Where you bank might seem like a small decision (all financials are more or less the same, right?). But the truth is that choosing the right financial partner can have a big impact on your overall financial well-being – and there really are some big differences from one financial to the next.
For instance, choose Summit and you’ll get a great overall package of competitive rates, lower fees and exceptional service and, sometimes, even extra cash (keep reading to learn more about that).
When does it make sense to switch?
There’s no one right answer. Some people switch because they’ve heard good things about the service at a particular financial institution. Others switch because they know they can get reasonable rates on their loans or savings.
Those things are both true at Summit – great service and competitive rates. But we also have two other great things that set us apart:
- We’re a credit union, not a bank. If you’re not familiar with the difference between the two, here are some key things to know:
- A credit union is a financial cooperative owned by its members, whereas a bank is a for-profit corporation. At Summit, our “customers” are also our member-owners, which means that everything we do is with our members’ best interests in mind. At banks, their ultimate customers are the shareholders who have invested in them.
- Credit unions can give their members a great overall package of competitive rates, lower fees and exceptional service because they’re not bound to shareholder interests the way banks are.
- Credit union members vote to decide who serves on the board of directors. (And you can even volunteer yourself.)
- Cash Boomerang* – our member cash give-back program. Yes, it really can pay to do your banking at Summit!
Sound like banking you can get behind? Ready to make a switch?
Here’s what to do next
First, take a quick inventory of everything that’s connected to your current bank account—these are the things you’ll have to update when you switch. Here are some items that might be on your list:
- Direct deposits
- Household bills (rent or mortgage, utilities)
- Recurring payments (student loans, car payments, credit cards)
- Insurance (auto, home, health)
- Family and wellness services (childcare, gym membership)
- Subscription services (like Netflix)
- Online and mobile banking tools
- Other income sources, like investment earnings or Social Security benefits
How to change banks in 5 easy steps
- Summit makes it easy peasy. Just click on the link and walk through the process – we're always here to help too!
- A couple tips:
- Leave your old account open for six weeks, so you have enough time to transition all your payments and services. Keep enough cash in this account to cover any automatic payments that might go through before your new account is all set up. Overdrafts can be expensive!
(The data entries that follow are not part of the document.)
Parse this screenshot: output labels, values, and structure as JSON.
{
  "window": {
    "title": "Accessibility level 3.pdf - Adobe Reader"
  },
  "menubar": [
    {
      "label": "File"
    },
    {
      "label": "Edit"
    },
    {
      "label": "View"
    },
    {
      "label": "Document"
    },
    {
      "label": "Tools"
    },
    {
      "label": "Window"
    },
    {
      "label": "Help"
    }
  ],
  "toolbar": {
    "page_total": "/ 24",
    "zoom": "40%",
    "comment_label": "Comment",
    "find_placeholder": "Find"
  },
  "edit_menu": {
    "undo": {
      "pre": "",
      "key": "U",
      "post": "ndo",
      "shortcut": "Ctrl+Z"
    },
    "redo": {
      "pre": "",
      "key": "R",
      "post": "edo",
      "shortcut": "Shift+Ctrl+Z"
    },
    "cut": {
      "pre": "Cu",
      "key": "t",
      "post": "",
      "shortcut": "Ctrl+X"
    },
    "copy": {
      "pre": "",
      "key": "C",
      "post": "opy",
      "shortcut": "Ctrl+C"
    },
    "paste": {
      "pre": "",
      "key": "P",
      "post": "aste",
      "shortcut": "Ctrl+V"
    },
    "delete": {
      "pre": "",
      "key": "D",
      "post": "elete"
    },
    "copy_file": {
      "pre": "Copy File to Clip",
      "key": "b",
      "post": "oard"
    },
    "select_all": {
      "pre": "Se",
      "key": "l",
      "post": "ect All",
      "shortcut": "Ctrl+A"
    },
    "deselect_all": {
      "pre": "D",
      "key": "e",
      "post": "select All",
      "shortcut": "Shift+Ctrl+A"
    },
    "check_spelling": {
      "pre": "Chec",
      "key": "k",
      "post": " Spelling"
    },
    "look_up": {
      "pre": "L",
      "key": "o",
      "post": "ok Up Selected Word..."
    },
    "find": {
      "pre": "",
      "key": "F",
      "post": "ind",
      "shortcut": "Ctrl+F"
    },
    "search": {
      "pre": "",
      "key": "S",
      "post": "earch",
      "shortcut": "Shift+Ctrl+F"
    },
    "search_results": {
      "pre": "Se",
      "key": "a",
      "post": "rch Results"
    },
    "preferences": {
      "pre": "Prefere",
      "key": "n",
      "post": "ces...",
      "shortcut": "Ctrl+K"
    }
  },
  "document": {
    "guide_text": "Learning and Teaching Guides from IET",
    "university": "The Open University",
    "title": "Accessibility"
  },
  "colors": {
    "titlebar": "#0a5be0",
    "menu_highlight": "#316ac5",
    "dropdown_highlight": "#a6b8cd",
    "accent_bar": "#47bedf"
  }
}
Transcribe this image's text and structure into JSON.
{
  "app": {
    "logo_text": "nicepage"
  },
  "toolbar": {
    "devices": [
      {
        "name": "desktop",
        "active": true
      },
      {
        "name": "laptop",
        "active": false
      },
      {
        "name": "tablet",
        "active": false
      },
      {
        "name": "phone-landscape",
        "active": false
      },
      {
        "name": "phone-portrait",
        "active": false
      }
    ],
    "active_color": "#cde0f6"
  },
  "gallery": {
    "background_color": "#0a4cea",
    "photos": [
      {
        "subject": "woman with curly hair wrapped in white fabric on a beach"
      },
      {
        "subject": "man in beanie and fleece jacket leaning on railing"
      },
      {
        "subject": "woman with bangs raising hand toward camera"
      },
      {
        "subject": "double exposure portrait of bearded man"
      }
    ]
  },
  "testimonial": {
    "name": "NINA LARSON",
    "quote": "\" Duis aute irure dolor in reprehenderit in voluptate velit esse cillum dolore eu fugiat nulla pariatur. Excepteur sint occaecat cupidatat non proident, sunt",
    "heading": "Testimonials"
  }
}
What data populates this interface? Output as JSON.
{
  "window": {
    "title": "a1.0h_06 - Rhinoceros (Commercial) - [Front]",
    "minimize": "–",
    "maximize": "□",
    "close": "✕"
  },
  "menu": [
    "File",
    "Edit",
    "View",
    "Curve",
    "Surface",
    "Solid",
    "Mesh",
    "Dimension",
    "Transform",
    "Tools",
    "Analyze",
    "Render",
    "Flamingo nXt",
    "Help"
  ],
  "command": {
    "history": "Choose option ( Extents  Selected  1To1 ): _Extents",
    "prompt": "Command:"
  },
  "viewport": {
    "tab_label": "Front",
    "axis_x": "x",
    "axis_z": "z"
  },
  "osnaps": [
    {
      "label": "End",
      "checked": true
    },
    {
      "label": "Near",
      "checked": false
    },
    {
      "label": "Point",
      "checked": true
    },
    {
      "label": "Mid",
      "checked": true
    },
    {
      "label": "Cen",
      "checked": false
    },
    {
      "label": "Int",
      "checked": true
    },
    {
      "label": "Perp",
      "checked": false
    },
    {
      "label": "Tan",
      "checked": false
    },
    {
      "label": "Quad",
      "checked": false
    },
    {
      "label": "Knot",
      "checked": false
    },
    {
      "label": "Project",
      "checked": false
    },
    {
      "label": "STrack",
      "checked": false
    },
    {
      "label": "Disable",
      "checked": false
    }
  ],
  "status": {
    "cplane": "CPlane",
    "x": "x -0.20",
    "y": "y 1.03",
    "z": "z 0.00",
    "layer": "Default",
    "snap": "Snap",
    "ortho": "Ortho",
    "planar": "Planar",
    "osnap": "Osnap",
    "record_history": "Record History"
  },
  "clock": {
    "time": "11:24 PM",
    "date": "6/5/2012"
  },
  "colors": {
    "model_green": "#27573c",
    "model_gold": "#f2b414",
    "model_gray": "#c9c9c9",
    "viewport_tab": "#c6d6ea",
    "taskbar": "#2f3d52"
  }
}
- Put enough money in your new account so can start using it for some of your recurring payments. At Summit, we try hard to protect you from overdrafts and difficult money situations but it’s always good to double-check that you’ve covered your automatic payments.
2. Link your old account to your new account.
This makes it easy to move money over to your new account. Linking the accounts involves making a transfer to an external account, which you should be able to do through online banking. Under “External transfers” look for something like “Add new” and enter the following details about your new bank or credit union:
- Institution name
- ABA routing number
- Account number
3. Transfer your direct deposits, automatic payments and other services to your new account.
- Talk to your employer ahead of time about getting your paycheck deposited into your new account. We suggest doing this as soon as possible so you don’t have any problems with your next direct deposit. You’ll also need to go to the website for each of your other deposits/payments to add your new account information.
4. Confirm all your payments are being made from the new account.
- Again, don’t close your old account too quickly – wait until the next cycle of bills and deposits goes through to make sure everything is functioning correctly. There’s always a chance there could be a hiccup in the process or something you forgot, so it’s nice to keep some cash in the old account just in case.
5. Close your old account.
- But first, transfer any remaining money from your old account into your new one. Just make sure this won’t create fees – some accounts require you to maintain a minimum balance.
- Some financials will let you close your account online; others might require you to call, visit a local branch or submit a written request. Check with your financial institution to find out which is true for them.
- You should receive written confirmation (letter or email) that your account is closed. When you’ve got this in hand, shred your old credit and debit cards.
- Changing financials can feel like a chore. But think of the upside! You’ll have a financial partner you can trust, one that cares if you succeed. So worth it!
*No minimum balances are required to be eligible for the program. Any fees/charges applied to an account will reduce the account balance and result in less dividends earned. A checking account must be open as of 9/30 of year of payment to be eligible for the program. Only members in good standing at the date of the payout will receive a payout as long as the Cash Boomerang computes to $10 or more, with a maximum of $1,000. Cash Boomerang is not guaranteed. Cash Boomerang is a dividend and subject to tax reporting.